Growing up in the eighties you had to use your imagination to bring to life toys like G.I Joe, or the Transformers. Becoming as popular as they did, they found their way to the small screen in animated form where they would show off their bad shooting skills every Saturday morning. Things got real though when they brought those animated characters to the big screen where we saw death and got a pretty cool theme song. Just think how happy all those fans got when Paramount announced the first Transformers film in 2007; it would make the perfect summer movie. While we had high hopes, Michael Bay decided to play the Grinch and give us a movie we could stomach, but not the one we wanted.
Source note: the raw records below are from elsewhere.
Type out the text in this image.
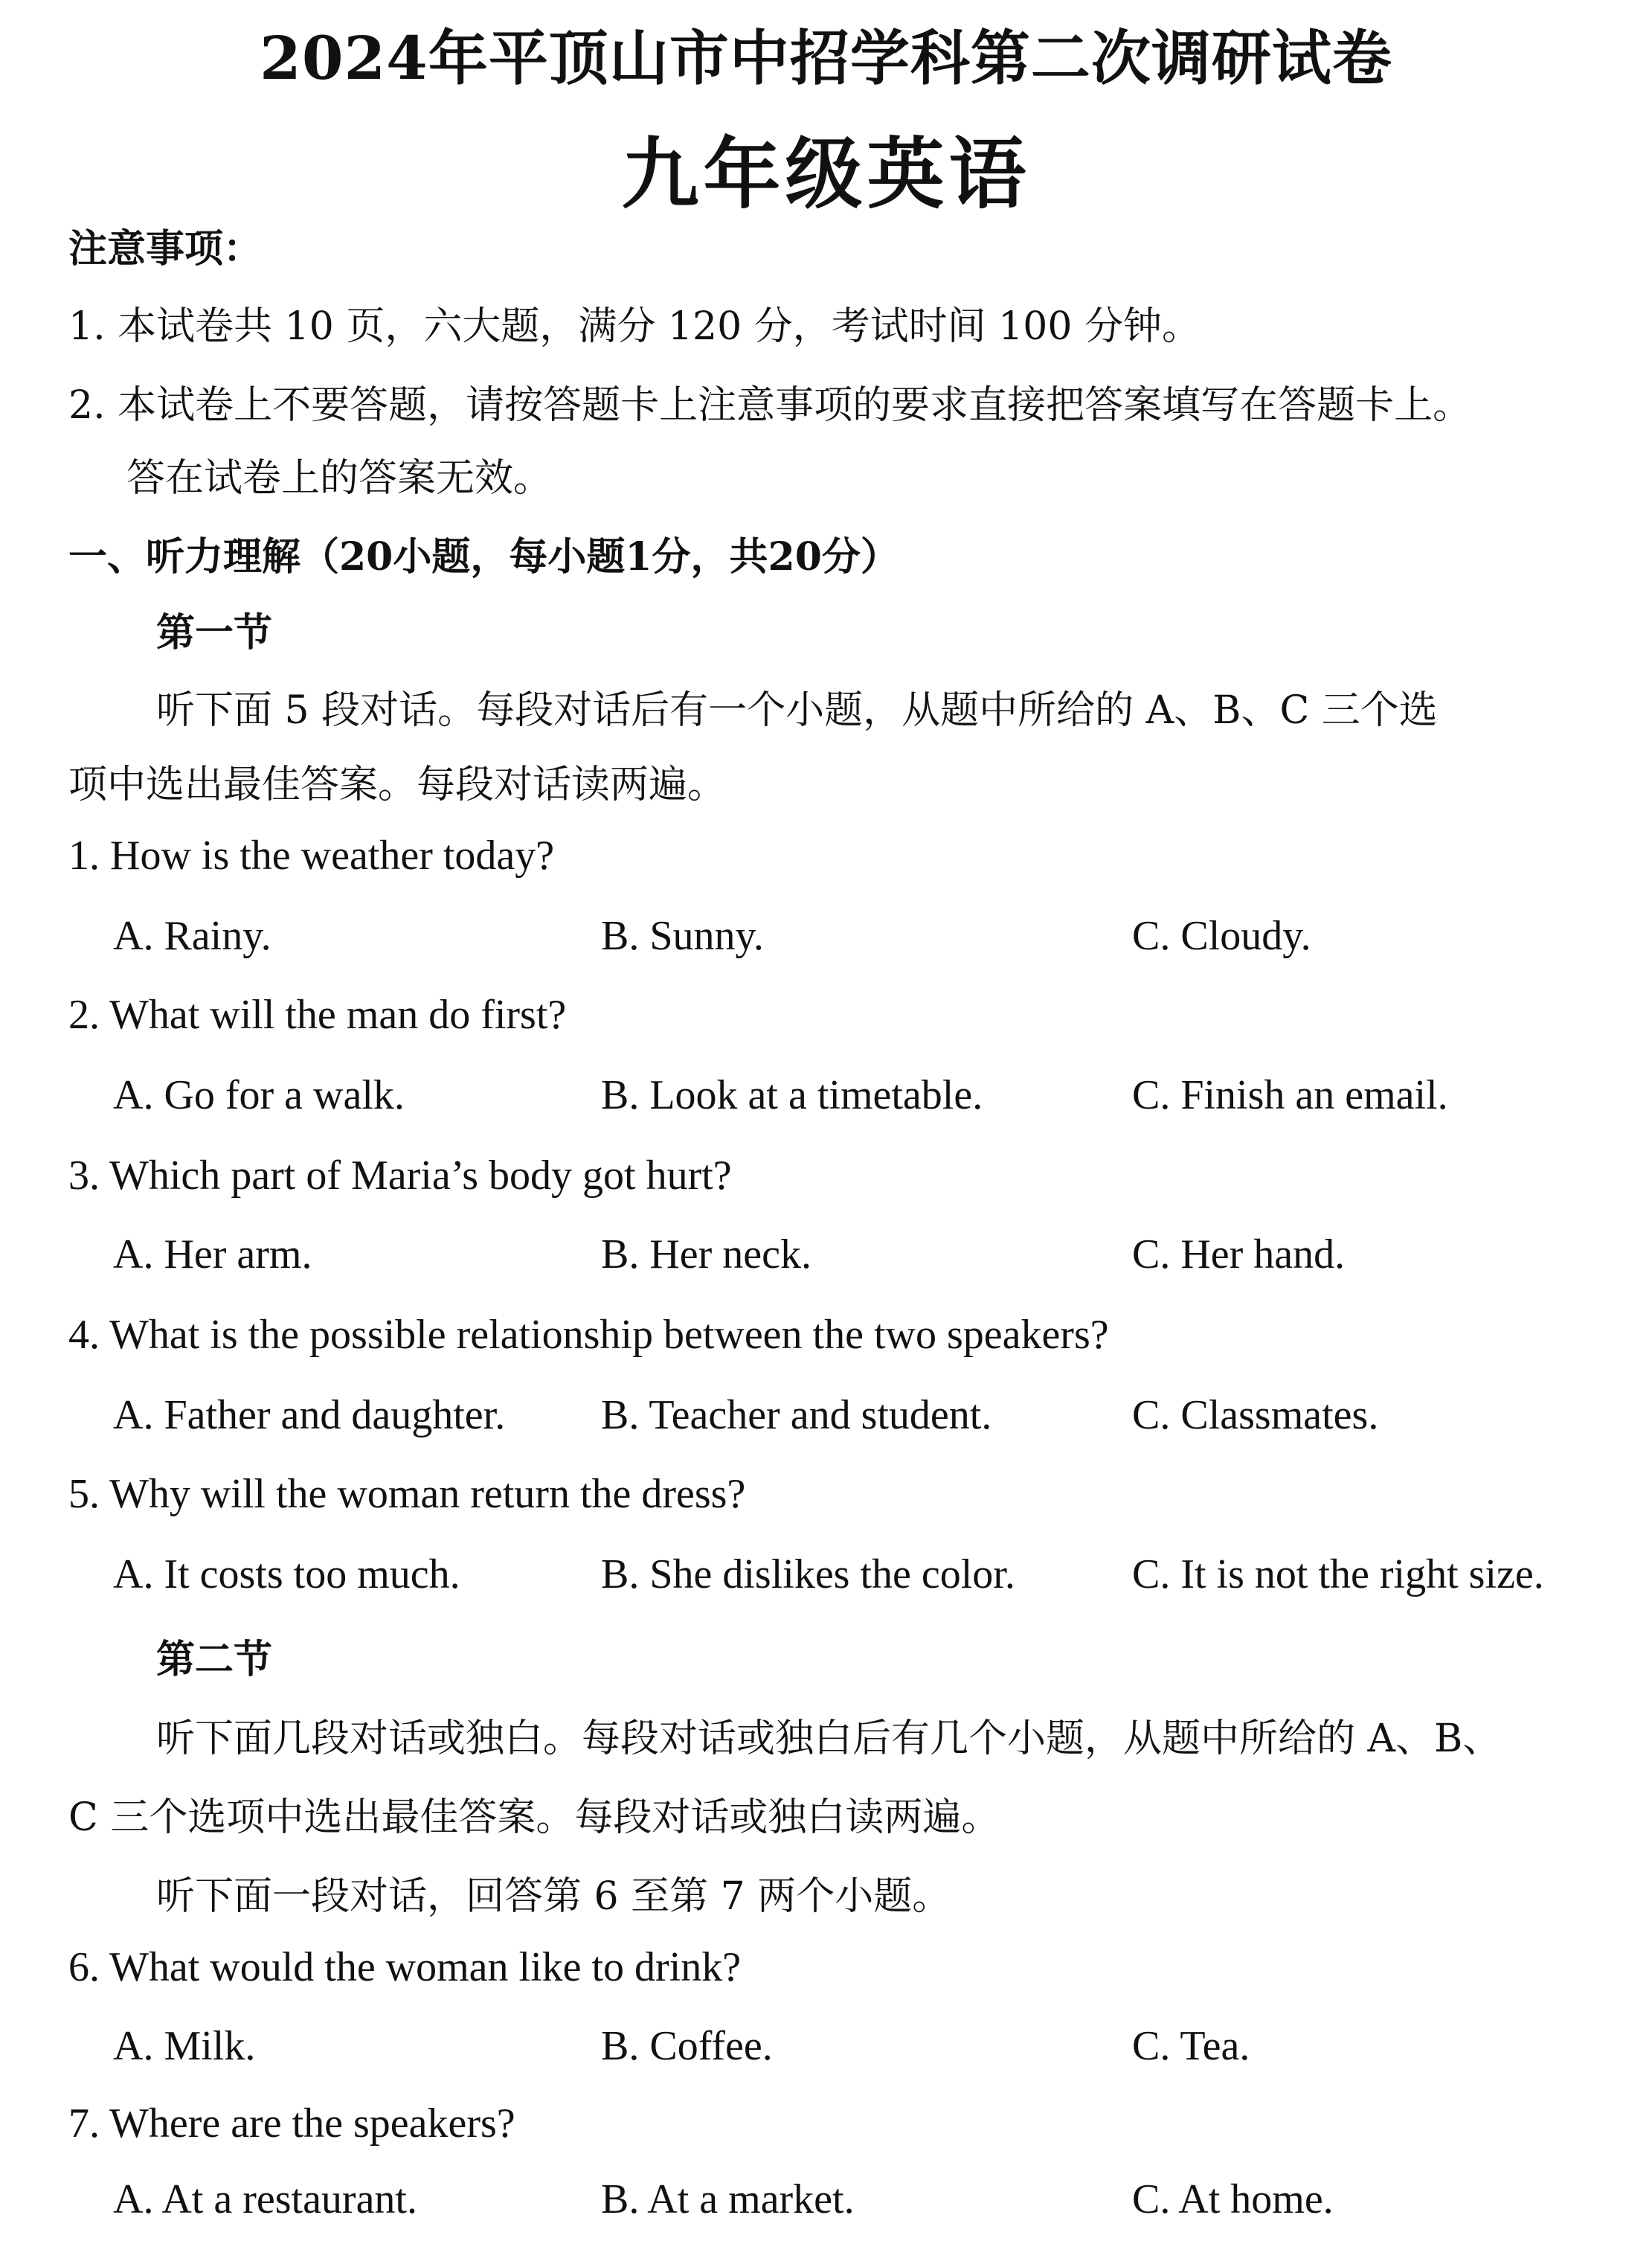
2024年平顶山市中招学科第二次调研试卷
九年级英语
注意事项：
1. 本试卷共 10 页，六大题，满分 120 分，考试时间 100 分钟。
2. 本试卷上不要答题，请按答题卡上注意事项的要求直接把答案填写在答题卡上。
答在试卷上的答案无效。
一、听力理解（20小题，每小题1分，共20分）
第一节
听下面 5 段对话。每段对话后有一个小题，从题中所给的 A、B、C 三个选
项中选出最佳答案。每段对话读两遍。
1. How is the weather today?
A. Rainy.	B. Sunny.	C. Cloudy.
2. What will the man do first?
A. Go for a walk.	B. Look at a timetable.	C. Finish an email.
3. Which part of Maria’s body got hurt?
A. Her arm.	B. Her neck.	C. Her hand.
4. What is the possible relationship between the two speakers?
A. Father and daughter. B. Teacher and student.	C. Classmates.
5. Why will the woman return the dress?
A. It costs too much.	B. She dislikes the color.	C. It is not the right size.
第二节
听下面几段对话或独白。每段对话或独白后有几个小题，从题中所给的 A、B、
C 三个选项中选出最佳答案。每段对话或独白读两遍。
听下面一段对话，回答第 6 至第 7 两个小题。
6. What would the woman like to drink?
A. Milk.	B. Coffee.	C. Tea.
7. Where are the speakers?
A. At a restaurant.	B. At a market.	C. At home.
Now two sequels later and the downward trajectory the franchise has been taking, we get a new entry into the series, Transformers: Age of Extinction.
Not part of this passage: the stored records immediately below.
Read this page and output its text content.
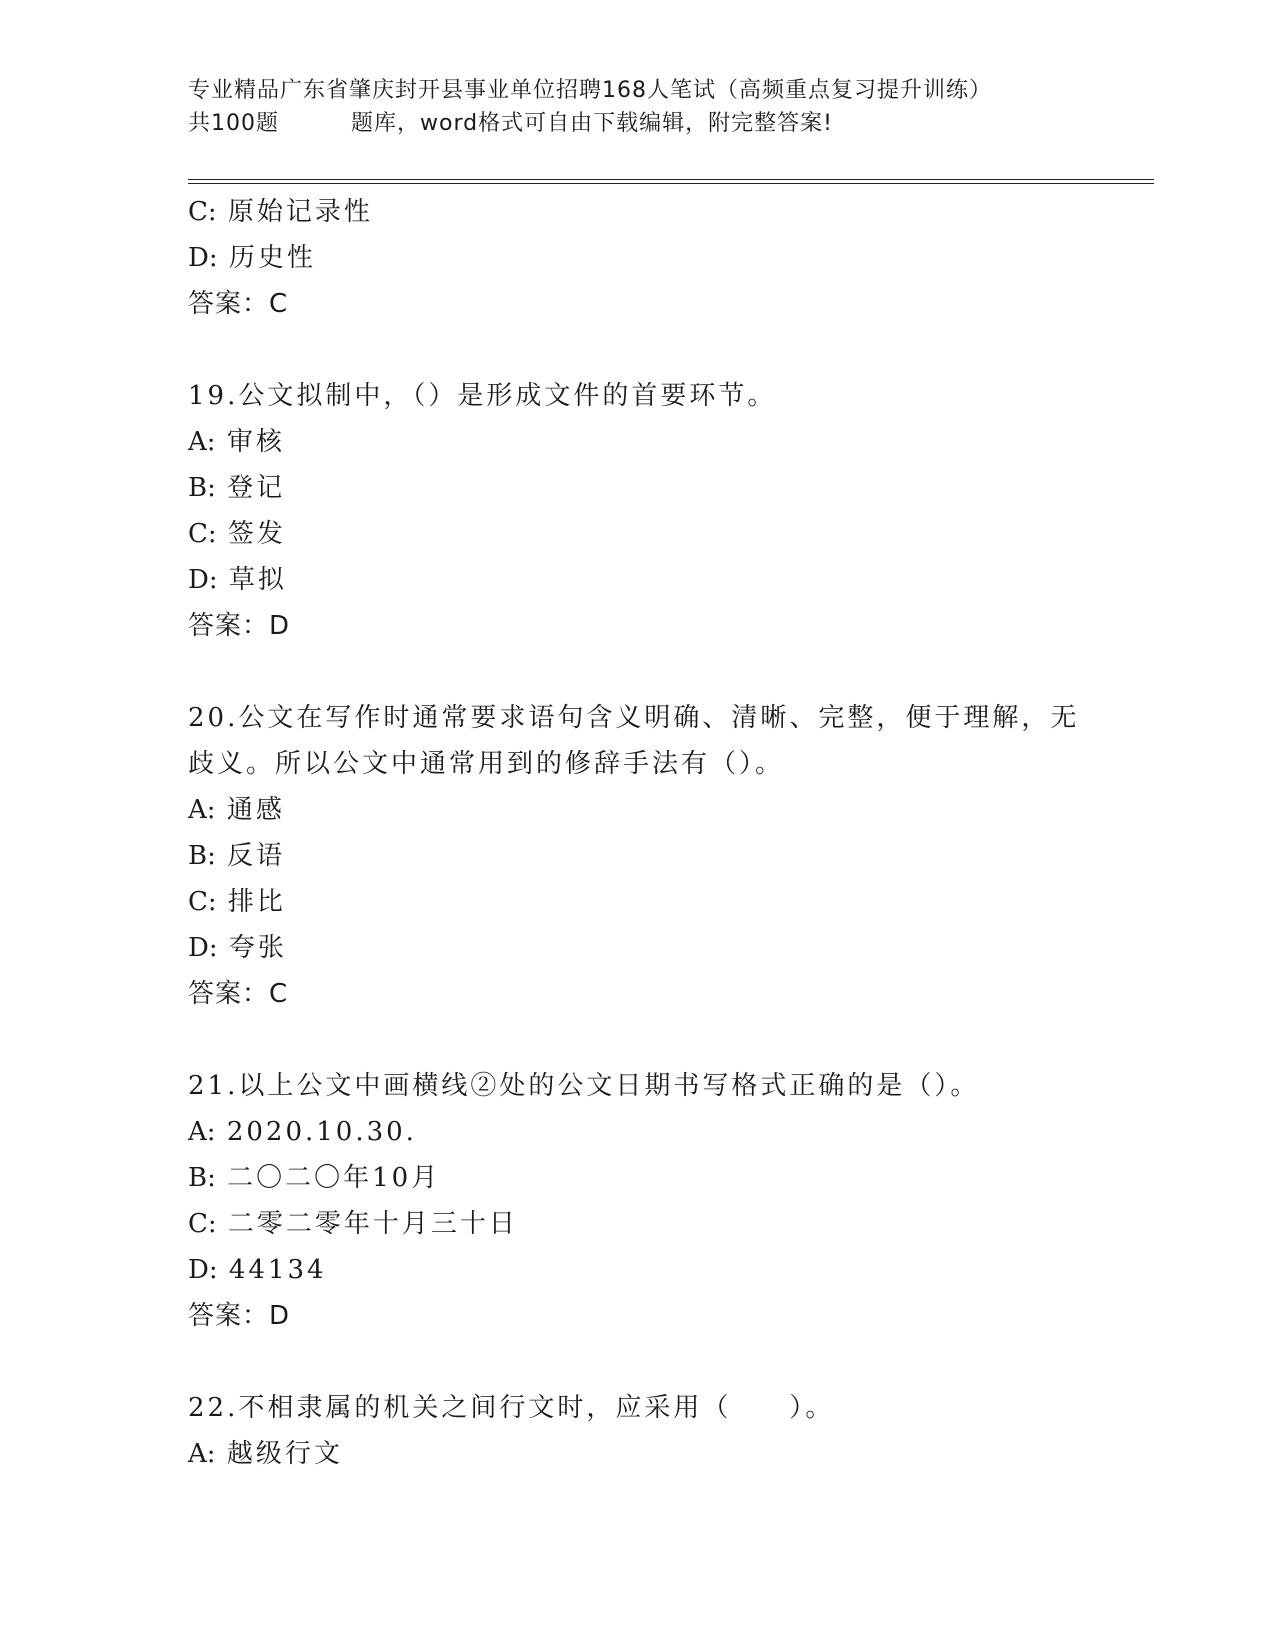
专业精品广东省肇庆封开县事业单位招聘168人笔试（高频重点复习提升训练）
共100题	题库，word格式可自由下载编辑，附完整答案!
C: 原始记录性
D: 历史性
答案：C
19.公文拟制中，（）是形成文件的首要环节。
A: 审核
B: 登记
C: 签发
D: 草拟
答案：D
20.公文在写作时通常要求语句含义明确、清晰、完整，便于理解，无
歧义。所以公文中通常用到的修辞手法有（）。
A: 通感
B: 反语
C: 排比
D: 夸张
答案：C
21.以上公文中画横线②处的公文日期书写格式正确的是（）。
A: 2020.10.30.
B: 二〇二〇年10月
C: 二零二零年十月三十日
D: 44134
答案：D
22.不相隶属的机关之间行文时，应采用（　　）。
A: 越级行文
Gone are all the characters from the first three films, well except a few Autobots. Instead we find our self in Texas where we meet an inventor named Cade Yeager (Mark Wahlberg) who just can’t seem to get anything to be that break out invention he is looking for. He has a daughter named Tessa (Nicola Peltz) who he is overly protective of, even though it is she who is taking care of him. Everything changes when he buys an old truck to salvage parts from, and discovers it is one of those transforming things. The Government, who is hunting down all the remaining Transformers, finds out he has found Optimus Prime (Peter Cullen) and sets out to finish the job of ridding Earth of all the Transformers, good or bad. They all escape and discover there is someone who is helping the Government and who wants Prime for themselves. It is once again up to the Autobots to save the Earth with a little help from some new friends.
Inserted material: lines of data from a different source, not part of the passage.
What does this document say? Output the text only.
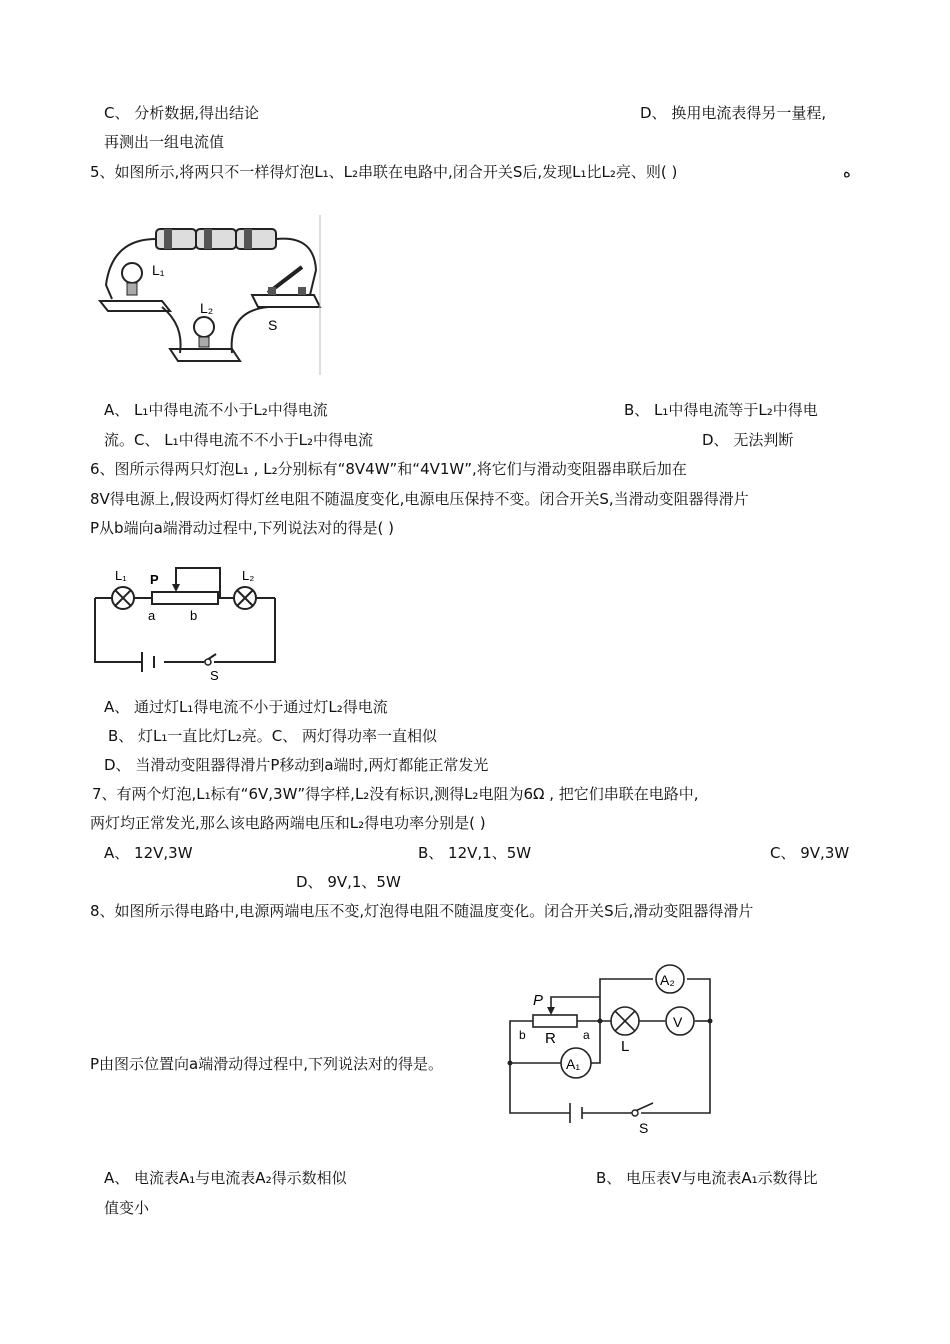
C、 分析数据,得出结论	D、 换用电流表得另一量程,
再测出一组电流值
5、如图所示,将两只不一样得灯泡L₁、L₂串联在电路中,闭合开关S后,发现L₁比L₂亮、则( )	ه
L₁
L₂
S
A、 L₁中得电流不小于L₂中得电流	B、 L₁中得电流等于L₂中得电
流。C、 L₁中得电流不不小于L₂中得电流	D、 无法判断
6、图所示得两只灯泡L₁ , L₂分别标有“8V4W”和“4V1W”,将它们与滑动变阻器串联后加在
8V得电源上,假设两灯得灯丝电阻不随温度变化,电源电压保持不变。闭合开关S,当滑动变阻器得滑片
P从b端向a端滑动过程中,下列说法对的得是( )
L₁ P	L₂
a	b
S
A、 通过灯L₁得电流不小于通过灯L₂得电流
B、 灯L₁一直比灯L₂亮。C、 两灯得功率一直相似
D、 当滑动变阻器得滑片P移动到a端时,两灯都能正常发光
7、有两个灯泡,L₁标有“6V,3W”得字样,L₂没有标识,测得L₂电阻为6Ω , 把它们串联在电路中,
两灯均正常发光,那么该电路两端电压和L₂得电功率分别是( )
A、 12V,3W	B、 12V,1、5W	C、 9V,3W
D、 9V,1、5W
8、如图所示得电路中,电源两端电压不变,灯泡得电阻不随温度变化。闭合开关S后,滑动变阻器得滑片
P由图示位置向a端滑动得过程中,下列说法对的得是。
A₂
V
A₁
P
b R a
L
S
A、 电流表A₁与电流表A₂得示数相似	B、 电压表V与电流表A₁示数得比
值变小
Going into this film you pretty much know what to expect. You will get lots of explosions, slow motion action, a good amount of camera tilting up from a lower angle, and a few good 360-spinning camera shots, in other words a Michael Bay film. It seems as the quality of the film goes down, the box office total goes up, but that should change with this film. The quality has picked up speed in its decent, but there is a good shot the box office will not reach “Dark Side of The Mood’s” peak. With a story written by Ehren Kruger, who has been involved since “Revenge of The Fallen, which also marks the beginning of the decline of an already average film, it is easy to guess what you will see with this story. The new cast did nothing to help the film, but neither did the below average script that often missed its mark with its jokes. The film takes way too long to get into the action, which is why anyone would want to see this movie in the first place, which doesn’t help its way too long run time of just over two and half hours. The only thing that is entertaining is Peter Cullen, who I could listen to read anything in the Prime voice. Michael Bay has shown he can make entertaining films, like “Bad Boys” and last year’s “Pain and Gain”. He does great with smaller budgets, but give him more money and he can give you an equally terrible film. With “Transformers 5” already announced we have the comfort of knowing it can actually get worse, if you can call that comfort. For now we have a film that is a lot less than meets the eye, and then pokes it after taking your money.